Chaedar dalam bukunya bahwa mengajarkan literasi pada intinya menjadikan
manusia yang secara fungsional mampu berbaca – tulis, terdidik, cerdas dan
menunjukkan apreasi terhadap sastra. Untuk itu Prof. Chaedar menjelaskan
beberapa paradigma pembelajaran literasi. Sebagai berikut :
Ø Decoding.
Belajar Bahasa dimulai dengan menguasai bagian – bagian
bahasa. Seperti dengan memaknai kode bahasa.
Ø Keterampilan
(Skills)
Pada paradigma ini, fokus pembelajaran terletak pada
penguasaan sistem Morfemik Bahasa. Seperti cara memaknai bentuk – bentuk bahasa
seperti morfem dan kosa kata. Pada pembelajaran ini diharapkan mampu
berliterasi secara mandiri.
Ø
Bahasa secara utuh (Whole
Language)
Paradigma ini mengajarkan makna bahasa secara utuh. Seperti mengumpulkan data,
membuat hipotesis, menguji hiptesis dan menngubah hipotesis terus menerus. Pada
intinya literasi membuat masyarakat kita terdidik, cerda dan berbudaya.

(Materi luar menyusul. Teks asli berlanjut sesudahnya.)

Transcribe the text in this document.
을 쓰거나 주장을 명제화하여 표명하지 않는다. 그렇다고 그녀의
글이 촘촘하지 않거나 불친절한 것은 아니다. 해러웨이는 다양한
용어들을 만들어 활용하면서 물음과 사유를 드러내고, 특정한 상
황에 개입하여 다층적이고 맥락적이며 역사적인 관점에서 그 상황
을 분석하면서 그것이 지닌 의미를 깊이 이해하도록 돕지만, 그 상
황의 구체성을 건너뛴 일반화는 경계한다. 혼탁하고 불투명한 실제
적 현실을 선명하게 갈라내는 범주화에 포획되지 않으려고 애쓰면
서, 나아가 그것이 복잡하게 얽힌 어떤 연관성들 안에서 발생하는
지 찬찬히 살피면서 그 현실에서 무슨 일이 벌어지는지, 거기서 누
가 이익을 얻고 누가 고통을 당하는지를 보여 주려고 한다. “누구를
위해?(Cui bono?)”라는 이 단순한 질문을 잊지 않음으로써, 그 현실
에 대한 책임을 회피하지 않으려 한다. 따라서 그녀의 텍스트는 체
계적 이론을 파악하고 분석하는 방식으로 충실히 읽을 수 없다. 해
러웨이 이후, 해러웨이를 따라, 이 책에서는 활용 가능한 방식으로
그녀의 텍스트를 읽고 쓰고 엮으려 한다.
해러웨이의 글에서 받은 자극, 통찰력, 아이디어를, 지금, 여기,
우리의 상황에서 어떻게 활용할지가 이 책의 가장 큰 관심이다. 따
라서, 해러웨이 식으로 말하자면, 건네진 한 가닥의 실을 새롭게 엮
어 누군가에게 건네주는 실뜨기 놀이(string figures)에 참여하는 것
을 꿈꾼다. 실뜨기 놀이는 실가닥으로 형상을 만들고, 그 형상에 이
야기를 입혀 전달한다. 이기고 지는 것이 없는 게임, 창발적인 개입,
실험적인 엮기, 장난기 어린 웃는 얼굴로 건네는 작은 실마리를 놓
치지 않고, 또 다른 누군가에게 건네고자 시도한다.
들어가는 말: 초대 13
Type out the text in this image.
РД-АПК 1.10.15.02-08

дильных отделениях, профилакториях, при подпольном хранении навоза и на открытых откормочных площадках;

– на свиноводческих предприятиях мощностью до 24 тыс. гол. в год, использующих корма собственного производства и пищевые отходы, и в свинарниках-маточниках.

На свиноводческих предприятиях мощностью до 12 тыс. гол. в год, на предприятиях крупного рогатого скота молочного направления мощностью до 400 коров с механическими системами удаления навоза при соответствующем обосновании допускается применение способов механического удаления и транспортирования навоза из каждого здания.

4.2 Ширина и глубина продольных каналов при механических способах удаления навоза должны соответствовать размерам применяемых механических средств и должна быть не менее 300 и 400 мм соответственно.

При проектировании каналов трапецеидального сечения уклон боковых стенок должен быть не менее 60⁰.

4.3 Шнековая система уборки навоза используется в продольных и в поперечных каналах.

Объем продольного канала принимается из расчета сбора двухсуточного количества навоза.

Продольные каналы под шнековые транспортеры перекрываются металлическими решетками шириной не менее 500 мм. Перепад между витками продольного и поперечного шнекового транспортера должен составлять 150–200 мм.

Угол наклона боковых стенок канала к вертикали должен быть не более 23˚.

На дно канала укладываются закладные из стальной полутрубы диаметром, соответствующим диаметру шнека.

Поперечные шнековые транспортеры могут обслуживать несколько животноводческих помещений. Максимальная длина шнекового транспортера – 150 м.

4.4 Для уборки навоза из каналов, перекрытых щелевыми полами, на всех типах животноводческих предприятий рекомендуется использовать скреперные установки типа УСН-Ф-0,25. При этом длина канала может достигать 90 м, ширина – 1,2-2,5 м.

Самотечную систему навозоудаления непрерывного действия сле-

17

Literasi juga tidak mesti mengandalkan membaca dan menulis. Melainkan juga
menggunakan bahasa itu secara fasih, efektif dan kritis (Chaedar Alwashilah :
166). Dengan kata lain, berliterasi didalam negeri sama seperti membangun
negeri itu sendiri. Mengangkat citra masyarakatnya sehingga menjadi terdidik, cerdas,
berbudaya dan mampu bersaing di dunia.